Hi,
Here's the context:
- I have a database with 1.5M rows of data with unique ids
- The elastic cluster has 3 nodes on elasticsearch 7.7
- The index has 9 shards with1 replica
- I have a python script that get the data from the database and index them in elastic
- The script is multi-processed and do bulk index with 500 documents and sometimes less
In the script, at query time to the DB I have 1.5M unique rows, after splitting this in batch of 500 documents, still have the right amount, and even when I sum all the successful documents indexed I still have the right amount of data. So at this point, after each bulk index, the response is affirming that 500 documents have been indexed.
The script is like so
def import_batch(batch):
# some code here...
es = Elasticsearch(f"{ES_HOST}:{ES_PORT}", retry_on_timeout=True,
max_retries=5, timeout=600)
res = bulk(es, batch, refresh='wait_for')

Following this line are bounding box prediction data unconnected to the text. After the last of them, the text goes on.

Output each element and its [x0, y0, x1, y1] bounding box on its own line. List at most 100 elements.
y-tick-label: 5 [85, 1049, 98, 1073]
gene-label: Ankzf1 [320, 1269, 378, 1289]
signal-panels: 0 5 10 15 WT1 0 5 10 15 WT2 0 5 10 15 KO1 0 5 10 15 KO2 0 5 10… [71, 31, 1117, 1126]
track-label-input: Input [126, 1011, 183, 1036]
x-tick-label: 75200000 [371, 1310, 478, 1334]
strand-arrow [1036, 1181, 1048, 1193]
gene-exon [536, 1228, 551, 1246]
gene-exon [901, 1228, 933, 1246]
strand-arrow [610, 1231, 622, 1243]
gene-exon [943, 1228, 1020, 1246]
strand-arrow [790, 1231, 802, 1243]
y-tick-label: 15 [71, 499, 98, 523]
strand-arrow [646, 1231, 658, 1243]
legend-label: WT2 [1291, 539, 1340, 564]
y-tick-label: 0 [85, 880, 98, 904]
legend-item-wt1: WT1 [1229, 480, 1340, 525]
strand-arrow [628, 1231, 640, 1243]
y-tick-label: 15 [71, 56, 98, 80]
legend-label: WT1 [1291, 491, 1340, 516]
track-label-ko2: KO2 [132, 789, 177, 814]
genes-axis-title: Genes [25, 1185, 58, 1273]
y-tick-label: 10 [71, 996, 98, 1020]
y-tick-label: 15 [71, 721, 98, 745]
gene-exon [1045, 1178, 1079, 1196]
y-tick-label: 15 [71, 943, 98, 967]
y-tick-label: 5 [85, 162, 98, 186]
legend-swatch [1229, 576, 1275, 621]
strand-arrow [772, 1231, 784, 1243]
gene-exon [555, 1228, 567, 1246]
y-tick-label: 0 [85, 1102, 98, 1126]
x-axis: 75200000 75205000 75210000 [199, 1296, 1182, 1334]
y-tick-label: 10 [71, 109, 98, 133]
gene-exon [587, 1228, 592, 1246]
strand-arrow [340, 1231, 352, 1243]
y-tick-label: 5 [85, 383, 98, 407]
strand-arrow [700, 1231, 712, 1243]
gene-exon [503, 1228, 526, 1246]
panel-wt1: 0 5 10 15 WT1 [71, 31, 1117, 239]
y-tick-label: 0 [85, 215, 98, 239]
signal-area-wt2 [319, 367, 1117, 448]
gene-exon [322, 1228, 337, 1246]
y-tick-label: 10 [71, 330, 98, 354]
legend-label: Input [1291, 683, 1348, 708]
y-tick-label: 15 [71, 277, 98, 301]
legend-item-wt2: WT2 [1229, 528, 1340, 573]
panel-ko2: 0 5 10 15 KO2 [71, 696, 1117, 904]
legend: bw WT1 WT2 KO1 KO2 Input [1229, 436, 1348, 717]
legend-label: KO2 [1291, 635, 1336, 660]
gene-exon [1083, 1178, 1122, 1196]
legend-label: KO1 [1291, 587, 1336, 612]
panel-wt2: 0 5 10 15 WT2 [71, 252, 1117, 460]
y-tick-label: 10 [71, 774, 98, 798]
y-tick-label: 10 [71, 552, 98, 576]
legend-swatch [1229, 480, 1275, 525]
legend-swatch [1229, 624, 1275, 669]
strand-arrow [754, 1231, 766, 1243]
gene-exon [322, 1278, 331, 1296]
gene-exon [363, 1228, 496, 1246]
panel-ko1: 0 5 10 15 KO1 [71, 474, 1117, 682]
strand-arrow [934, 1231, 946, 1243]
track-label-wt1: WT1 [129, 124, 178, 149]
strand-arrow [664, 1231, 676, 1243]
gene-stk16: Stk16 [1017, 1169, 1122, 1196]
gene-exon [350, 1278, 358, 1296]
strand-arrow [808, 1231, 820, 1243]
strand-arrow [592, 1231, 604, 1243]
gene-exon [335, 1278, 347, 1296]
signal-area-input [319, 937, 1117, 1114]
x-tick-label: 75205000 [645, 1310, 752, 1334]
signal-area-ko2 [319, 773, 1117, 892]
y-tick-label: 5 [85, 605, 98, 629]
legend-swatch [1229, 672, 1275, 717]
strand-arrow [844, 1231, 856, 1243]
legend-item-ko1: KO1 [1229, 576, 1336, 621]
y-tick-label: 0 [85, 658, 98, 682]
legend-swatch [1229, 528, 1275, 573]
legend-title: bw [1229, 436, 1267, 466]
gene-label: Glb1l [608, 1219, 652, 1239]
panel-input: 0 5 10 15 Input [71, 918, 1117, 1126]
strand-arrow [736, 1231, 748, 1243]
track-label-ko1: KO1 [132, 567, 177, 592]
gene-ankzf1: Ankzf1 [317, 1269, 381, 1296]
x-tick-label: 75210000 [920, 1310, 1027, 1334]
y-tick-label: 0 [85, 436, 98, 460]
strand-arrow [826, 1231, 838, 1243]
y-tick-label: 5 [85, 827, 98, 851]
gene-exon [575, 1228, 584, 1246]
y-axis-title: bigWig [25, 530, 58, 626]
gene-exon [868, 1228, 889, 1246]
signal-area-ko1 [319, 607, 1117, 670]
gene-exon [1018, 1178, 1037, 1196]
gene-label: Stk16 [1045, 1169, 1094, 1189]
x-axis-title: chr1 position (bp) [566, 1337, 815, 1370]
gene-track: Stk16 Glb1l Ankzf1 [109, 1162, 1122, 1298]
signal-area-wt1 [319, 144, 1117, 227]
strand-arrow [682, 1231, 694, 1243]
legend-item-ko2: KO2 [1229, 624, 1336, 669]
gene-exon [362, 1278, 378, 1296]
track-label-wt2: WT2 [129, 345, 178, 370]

#in res[0] is stored the number of successful document indexed
#res[0] == len(batch) everytime
return res[0]
def run_imports(batches):
with Pool(4) as p:
nb = p.map(import_batch, batches)
LOG.info('Total Indexed', total=sum(nb))
At the end, the total document indexed is 1.5M, which is expected. However, when doing a count on my index, I have ~1.45M. I ran the process several times and the number of lost documents is random but always around 40-50K.
The query just in case: http://{{ host }}:{{ port }}/my_index/_count
"count": 1454260,
"_shards": {
"total": 9,
"successful": 9,
"skipped": 0,
"failed": 0
}
}
I also tried without the multi-processing lib, I got fewer documents lost, but still around 5-10K.
Any idea why the sum of successful documents indexed and the count of the current documents in the index are not the same?
Thanks.